|Old becomes new again: The beauty of traditional Japanese homes
Photo Courtesy of Rennett Stowe [Editor: Modernizing the old isn’t new. Keeping the cultural/historic elements of a building is a challenge. The Japantown Cultural Heritage and Economic Sustainability Strategy is the way Japantown is trying to keep the cultural feel while we move forward into the future. Check it out here]
Original Story starts here:
With raw, unpainted wood, tatami rooms, and a tranquil atmosphere, traditional Japanese homes can be quite beautiful. Appreciated by many for their historical look and feel, the buildings have recently undergone a bit of a surge in popularity.
Though probably not something the average person can afford to live in (or would even want to live in), the larger houses have found new life in many forms, including as group homes and rural hotels.
Here’s some great examples and photos of traditional homes in use today.
Located in Iwate Prefecture, this traditional home, built about 100 years ago, has been remodeled and adapted for use as a nursing home. Called the “Natukashii House” (“natukashii” is similar to “nostalgic”), the building is about 180 square meters (1937.5 square feet) and praised for its tranquility. Like much of traditional Japanese architecture, the building allows for fluid recomposition of rooms via sliding doors—the two large “living rooms” can be kept separate or brought together for events.
This house is just one example of the recent trend of renovating old-style houses. Remodeled by Shiga Prefecture’s Best House, a company that specializes in restoring traditional houses, the building looks lovely with its bare wood pillars and white walls.
But is it comfortable to live in all year round? Even in the hot, humid summers and bitingly cold winters? According to Best House, yes! They installed heated floor and fireplaces to keep the building warm in the cold months and the current occupants have been there for over ten years!
Here are a few houses that have been remodeled by Watanabe Kobo, another specialist company, in Ibaraki Prefecture.
While these houses are probably far outside what the average person can spend on rejuvenating them, they certainly are lovely, aren’t they? For many Japanese people, these buildings also carry great significance, whether in the form of personal memories or of a cultural nature. It seems that even young people, whom one might expect to shy away from “old stuff,” are drawn to cafes and galleries built in these types of renovated homes.
Maybe you’d like to spend some meaningful time in one of these gorgeous buildings? Even if you can’t afford to buy one and don’t have any wealthy friends, you can always book a night at an inn. (You might still need that wealthy friend for some of these, though.)
In addition to being lovely places to spend a some relaxing time, many of the inns (called “ryokan” in Japanese) are settled in the country and often have accompanying hot springs. A favorite destination for many over the various annual holidays, these inns are somewhat pricey, with the average cost per night being about 8,000 yen (about US$84) for two people. Of course, that’s not including the cost of getting out there for city-dwellers, so don’t forget to factor train fare into your budget.
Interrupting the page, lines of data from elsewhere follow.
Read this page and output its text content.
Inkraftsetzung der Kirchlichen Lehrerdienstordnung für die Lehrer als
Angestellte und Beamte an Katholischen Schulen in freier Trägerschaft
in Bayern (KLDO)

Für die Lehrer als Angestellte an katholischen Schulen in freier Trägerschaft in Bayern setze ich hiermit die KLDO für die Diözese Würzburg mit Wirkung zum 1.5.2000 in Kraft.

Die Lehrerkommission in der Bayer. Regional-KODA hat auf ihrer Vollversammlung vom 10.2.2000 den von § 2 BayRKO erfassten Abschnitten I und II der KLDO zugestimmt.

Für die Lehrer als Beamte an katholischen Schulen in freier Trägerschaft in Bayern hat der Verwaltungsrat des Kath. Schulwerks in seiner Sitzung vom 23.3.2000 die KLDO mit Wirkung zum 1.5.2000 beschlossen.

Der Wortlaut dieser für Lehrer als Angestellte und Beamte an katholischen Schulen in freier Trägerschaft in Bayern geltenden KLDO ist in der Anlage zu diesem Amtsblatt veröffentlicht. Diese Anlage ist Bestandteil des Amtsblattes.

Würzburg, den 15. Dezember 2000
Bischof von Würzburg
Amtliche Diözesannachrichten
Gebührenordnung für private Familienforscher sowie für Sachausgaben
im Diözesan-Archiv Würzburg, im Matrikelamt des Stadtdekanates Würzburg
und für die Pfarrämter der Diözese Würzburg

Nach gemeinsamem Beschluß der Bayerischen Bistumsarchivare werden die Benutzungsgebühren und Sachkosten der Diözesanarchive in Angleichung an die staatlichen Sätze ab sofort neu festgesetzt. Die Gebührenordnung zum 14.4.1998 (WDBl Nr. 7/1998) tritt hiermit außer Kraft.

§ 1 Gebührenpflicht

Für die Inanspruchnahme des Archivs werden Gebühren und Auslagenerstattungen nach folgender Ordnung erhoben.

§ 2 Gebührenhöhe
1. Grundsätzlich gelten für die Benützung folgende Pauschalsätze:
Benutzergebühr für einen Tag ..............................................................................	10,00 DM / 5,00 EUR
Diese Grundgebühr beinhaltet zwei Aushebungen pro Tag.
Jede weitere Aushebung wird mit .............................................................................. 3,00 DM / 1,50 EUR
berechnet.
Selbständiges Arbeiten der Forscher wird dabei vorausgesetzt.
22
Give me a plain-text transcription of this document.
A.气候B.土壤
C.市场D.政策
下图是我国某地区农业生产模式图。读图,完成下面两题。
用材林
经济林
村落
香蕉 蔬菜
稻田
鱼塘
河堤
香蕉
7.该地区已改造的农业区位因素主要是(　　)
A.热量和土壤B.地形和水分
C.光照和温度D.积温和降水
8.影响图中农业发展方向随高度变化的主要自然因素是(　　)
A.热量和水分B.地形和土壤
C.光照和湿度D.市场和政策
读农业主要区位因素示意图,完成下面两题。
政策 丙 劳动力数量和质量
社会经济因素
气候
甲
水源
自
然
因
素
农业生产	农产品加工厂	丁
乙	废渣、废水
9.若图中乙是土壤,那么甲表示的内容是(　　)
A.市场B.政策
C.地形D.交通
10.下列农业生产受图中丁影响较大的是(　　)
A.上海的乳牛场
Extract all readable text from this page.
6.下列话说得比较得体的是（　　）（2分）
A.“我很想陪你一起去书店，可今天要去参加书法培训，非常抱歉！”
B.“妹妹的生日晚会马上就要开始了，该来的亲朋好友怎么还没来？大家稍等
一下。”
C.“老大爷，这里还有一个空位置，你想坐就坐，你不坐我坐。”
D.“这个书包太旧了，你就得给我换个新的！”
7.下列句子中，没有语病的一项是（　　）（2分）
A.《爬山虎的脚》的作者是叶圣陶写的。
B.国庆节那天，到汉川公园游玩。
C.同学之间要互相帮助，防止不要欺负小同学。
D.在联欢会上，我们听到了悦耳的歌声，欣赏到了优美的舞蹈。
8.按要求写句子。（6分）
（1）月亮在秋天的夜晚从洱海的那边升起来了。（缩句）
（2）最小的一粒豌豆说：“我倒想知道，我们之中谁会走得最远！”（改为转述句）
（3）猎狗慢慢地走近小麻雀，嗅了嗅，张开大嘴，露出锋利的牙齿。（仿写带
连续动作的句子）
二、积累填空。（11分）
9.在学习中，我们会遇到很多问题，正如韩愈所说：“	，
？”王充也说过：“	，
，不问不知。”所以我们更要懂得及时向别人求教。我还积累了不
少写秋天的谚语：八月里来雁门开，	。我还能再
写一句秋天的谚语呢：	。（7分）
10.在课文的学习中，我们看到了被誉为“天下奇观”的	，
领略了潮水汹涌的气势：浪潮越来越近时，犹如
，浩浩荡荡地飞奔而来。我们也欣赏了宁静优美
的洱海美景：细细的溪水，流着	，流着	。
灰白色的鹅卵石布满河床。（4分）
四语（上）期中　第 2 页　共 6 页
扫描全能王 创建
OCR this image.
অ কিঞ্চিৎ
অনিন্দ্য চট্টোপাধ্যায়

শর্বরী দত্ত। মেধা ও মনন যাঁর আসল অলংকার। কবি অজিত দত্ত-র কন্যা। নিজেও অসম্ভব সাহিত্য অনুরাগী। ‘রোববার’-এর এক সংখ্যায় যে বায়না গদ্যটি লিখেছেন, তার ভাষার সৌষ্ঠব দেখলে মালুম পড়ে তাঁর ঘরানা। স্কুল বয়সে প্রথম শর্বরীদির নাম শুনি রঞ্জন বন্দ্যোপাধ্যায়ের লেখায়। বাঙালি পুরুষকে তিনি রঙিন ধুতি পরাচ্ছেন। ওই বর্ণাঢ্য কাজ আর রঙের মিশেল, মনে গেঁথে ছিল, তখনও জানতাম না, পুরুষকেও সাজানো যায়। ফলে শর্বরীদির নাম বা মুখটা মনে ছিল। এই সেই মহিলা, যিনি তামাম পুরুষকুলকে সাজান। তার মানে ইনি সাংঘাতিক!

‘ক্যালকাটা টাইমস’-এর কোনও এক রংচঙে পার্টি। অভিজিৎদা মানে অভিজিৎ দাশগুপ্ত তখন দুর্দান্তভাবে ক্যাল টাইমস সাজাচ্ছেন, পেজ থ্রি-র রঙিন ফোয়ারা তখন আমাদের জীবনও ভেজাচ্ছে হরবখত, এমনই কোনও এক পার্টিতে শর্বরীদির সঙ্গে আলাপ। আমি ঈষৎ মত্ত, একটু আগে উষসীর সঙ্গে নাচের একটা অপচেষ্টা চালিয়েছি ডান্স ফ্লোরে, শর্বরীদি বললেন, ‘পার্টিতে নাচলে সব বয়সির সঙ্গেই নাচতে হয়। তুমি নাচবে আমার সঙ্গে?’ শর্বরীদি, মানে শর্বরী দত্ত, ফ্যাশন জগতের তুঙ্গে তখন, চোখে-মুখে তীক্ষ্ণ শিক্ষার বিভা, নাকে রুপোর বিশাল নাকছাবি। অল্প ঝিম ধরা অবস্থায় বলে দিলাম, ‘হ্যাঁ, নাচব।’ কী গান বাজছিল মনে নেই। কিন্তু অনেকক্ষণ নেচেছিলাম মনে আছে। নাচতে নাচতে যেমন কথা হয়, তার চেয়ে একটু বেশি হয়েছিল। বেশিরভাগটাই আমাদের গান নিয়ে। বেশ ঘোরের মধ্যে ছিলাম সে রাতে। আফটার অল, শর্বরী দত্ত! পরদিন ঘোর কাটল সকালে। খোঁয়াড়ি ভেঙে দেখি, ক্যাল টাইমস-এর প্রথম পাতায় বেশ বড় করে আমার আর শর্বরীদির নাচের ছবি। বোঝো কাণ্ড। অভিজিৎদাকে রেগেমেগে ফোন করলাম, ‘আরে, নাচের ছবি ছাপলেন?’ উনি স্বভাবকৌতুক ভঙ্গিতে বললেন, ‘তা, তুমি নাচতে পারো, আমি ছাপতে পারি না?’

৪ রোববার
The inn pictured here is called Momosean (Japanese language only) and is located in Kouchi Prefecture in Shikoku, an island just off the mainland of Japan. They’re one of the most popular in the area, and offer sunken hearths and goemonburo, bathtubs heated from directly underneath.
The inn pictured below is named Kominka no Yado Nakasato (or, roughly, “Traditional House Inn Nakasato”) and is located in Fukushima. The inn has over a hundred years of history and a simply marvelous garden, and guests can stay for 7,000 yen (about $73) a night in the off season and 8,000 yen during the high season. It should be noted that heating will cost you an extra 3,000 yen, if it’s necessary.
The inn also boasts of the sightseeing possibilities nearby, including these love cherry trees in Natsui and the 1,2000-year-old cedar trees at Suwa Shrine.
And in Hyogo Prefecture, close to Osaka, you can find Maruyama Village. The actual structure is 150 years old, though the amenities, furniture, and fixtures have a very modern feel to them, as can be seen in the photos below. And the inn commands a steep price at 36,000 yen (about $378) per person for two people, with the price going down with more guests. Still, they seem to have a lot of repeat customers, so we can only assume that they’re doing something right!
So, now that you’ve seen all these wonderful buildings, you’re probably wondering what sparked this resurgence.
Obviously, for many, it’s simply a matter of preserving traditional Japanese culture. But for others, these kind of “back-to-basics” buildings represent a movement towards an ecological lifestyle. Not only do they use less electricity (partly because they’re usually furnished with fewer electric devices), but they also foster a feeling of closeness with nature.
And, considering how long-lasting these homes are, it’s easy to imagine that, with proper maintenance, they reduce the need for massive construction projects. This in turn could lead to reduced carbon footprints and (one would hope) less excessive logging. That said, it’s hard to imagine that a few of these houses (since they are ultimately quite cost prohibitive) will result directly in a more ecologically friendly society. But their quiet beauty can certainly inspire us towards that lofty goal.